Of course, I think that someone can learn without anyone acting as the puppet master of their process of learning! this is not what I am thinking. But, for me, in order to consider a “learning space,” there is involved this idea of preparation and of course interaction with someone acting as a guide, and the design behind.

Learning environments are successful because users are motivated and educated to learn how to use them in particular successful ways. They are helped, educated, and supported to use environments in new ways. This is particularly the case when technology becomes an increasingly significant aspect of the learning environment. This means that the planners, managers, and leaders of learning environments have themselves also to become active agents in the curation, facilitation, and activation of the networked learning landscape that they have helped to brief, design, and construct.

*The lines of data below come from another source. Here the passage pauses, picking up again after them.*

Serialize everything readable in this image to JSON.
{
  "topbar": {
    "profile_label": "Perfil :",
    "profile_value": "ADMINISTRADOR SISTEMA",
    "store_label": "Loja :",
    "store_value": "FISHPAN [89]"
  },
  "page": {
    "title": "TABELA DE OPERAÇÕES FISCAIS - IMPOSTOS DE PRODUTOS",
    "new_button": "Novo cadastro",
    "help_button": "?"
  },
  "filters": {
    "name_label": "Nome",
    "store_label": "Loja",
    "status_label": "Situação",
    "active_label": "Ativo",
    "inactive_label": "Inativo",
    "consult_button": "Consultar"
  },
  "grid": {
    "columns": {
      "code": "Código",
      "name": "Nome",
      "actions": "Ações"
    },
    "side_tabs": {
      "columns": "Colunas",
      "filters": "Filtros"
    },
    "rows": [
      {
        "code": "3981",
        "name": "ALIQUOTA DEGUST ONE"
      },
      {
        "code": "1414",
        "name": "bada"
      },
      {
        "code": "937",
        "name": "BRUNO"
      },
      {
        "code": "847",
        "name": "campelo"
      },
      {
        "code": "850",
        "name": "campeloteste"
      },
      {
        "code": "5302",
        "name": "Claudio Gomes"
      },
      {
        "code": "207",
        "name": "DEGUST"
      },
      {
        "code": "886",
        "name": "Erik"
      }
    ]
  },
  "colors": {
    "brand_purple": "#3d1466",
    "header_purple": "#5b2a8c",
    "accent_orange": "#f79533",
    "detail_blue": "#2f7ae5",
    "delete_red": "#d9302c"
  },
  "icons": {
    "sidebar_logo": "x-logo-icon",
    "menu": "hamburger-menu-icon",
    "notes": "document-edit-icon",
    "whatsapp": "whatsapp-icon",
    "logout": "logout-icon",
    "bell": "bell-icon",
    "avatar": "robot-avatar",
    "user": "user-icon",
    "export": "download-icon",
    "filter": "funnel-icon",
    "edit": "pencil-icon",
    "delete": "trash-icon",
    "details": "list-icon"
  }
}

Nordquist, J. & Laing, A. (2015)

 

As a conclusion, I would say that my previous idea of what is a learning space has not been changed completly, but it has been enriched with more arguments and thoughts. Today I would say that learning space can be defined as the structured context that has been designed to let students play, think and learn. The prepared environment is not only a place where students can learn from, the kind of preparation can make that students engange and learn from a huge range of fluid and open spaces.

 

One Reply to “Learning space – thoughts after these two weeks.”

  1. Thanks for taking time to revisit the definition of learning space, Lidia.

    ‘I completely embrace the idea that learning can happen everywhere, anytime! Also, I totally share the idea that you can learn while you are walking around or sitting in a cafe. However, where do we draw a line here? depending on what is happening in our brain? I mean, if we are in a cafe solving a problem, then we are learning and the cafe becomes a learning space? but if we are in a class thinking and planning the next summer (without following the class activity), we are not in a learning space?’

    Great question. If a student is sitting in class reading Facebook and completely ignoring the lecture can we still call it a learning space? I suppose we can because the lecture theatre was specifically created for an educational purpose. And our student is likely to be sitting among other students who, hopefully, are tuning in to the lecture. Maybe this just goes to show that a single space can support a range of spatial identities: the classroom is at once an educational space but also a social space (and if the student were to start doing online shopping, also a commercial space). If nothing else, it reiterates that point that we can’t easily define a learning space as a container of educational activity.

    ‘Of course, I think that someone can learn without anyone acting as the puppet master of their process of learning! this is not what I am thinking. But, for me, in order to consider a “learning space,” there is involved this idea of preparation and of course interaction with someone acting as a guide, and the design behind.’

    Yes, perhaps we can say that the teacher is still somehow present through decisions made about course readings, the layout of a forum, and so on. So the teacher leaves traces of presence even when not in the room (physical or online), but is not ‘the puppet master of their process of learning’ (although I’m quite attracted to this title – it sounds like a kind of teacher-villain from a Marvel film!).

    Thanks for all your great work across the Spaces block, Lidia.